Senior Managing Director of Business Transformation, Auxis

A well-written service level agreement (SLA) stands as a critical component of the relationship between a client and a BPO (Business Process Outsourcing) provider. At its simplest level, it ensures everyone is on the same page – protecting the client and provider with mutually agreed-upon terms, guidelines, and metrics that enable everyone to meet expectations and work productively. 

But confusion often swirls over the difference between contractual SLA metrics and the broader canvas of key performance indicators (KPIs) that BPO providers can also use to monitor operations – and why it’s important to have both.

SLAs in the BPO industry are ultimately determined by the unique needs of an organization and the metrics that matter most to its success.  There really is no “one size fits all” set of metrics.  But in this blog, we will provide insight into valuable service level agreement metrics that organizations can consider as part of their BPO contracts.

What are the SLAs in BPO?

The most effective SLAs in BPO measure an outsourcer’s performance through one or two carefully chosen metrics for every function in a contract. Holding the BPO provider contractually accountable to the most critical objectives ensures that items companies care about most remain the top priority.

It also keeps performance assessments from getting muddled because too many factors are at play.  SLAs are typically reviewed annually, so they remain aligned with company priorities.  

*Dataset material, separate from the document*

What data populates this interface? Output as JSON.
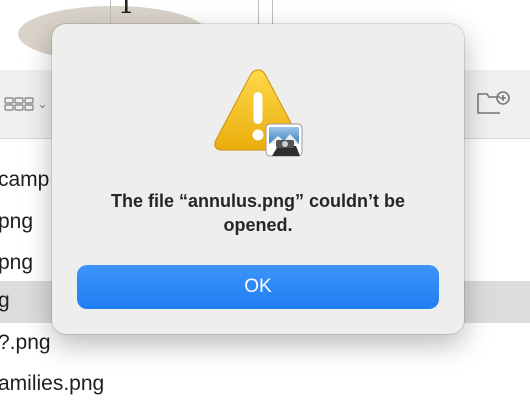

When done properly, SLAs in BPO ensure that both parties understand their responsibilities and focus on the right areas, while laying out the metrics that will be used to measure service.  They also create accountability and communication, establishing a dialog on key issues that occur within the operation and detailing remedies and actions if agreed-upon service levels aren’t achieved.

And perhaps most importantly, they set the stage for a strong working relationship between a business and its BPO provider by reducing the potential for conflict.  When objectives are clear to both sides, people spend less time debating and more time solving problems. SLAs also ensure clients understand their role in supporting SLA targets, such as issuing timely approvals on pending items.

Service level metrics help put issues into perspective as well.  While the root cause still may need to be addressed, five improperly processed invoices become less alarming when it’s clear that 20,000 others were handled correctly in the same period.  On the other hand, a sudden spike in mistakes requires deeper analysis.

SLAs also facilitate communication through monthly service level reviews (SLRs) that enable stakeholders to get to the bottom of issues so they can be easily corrected.  For instance, a marked increase in the length of customer service calls can help uncover product issues before they cause reputational harm to the business.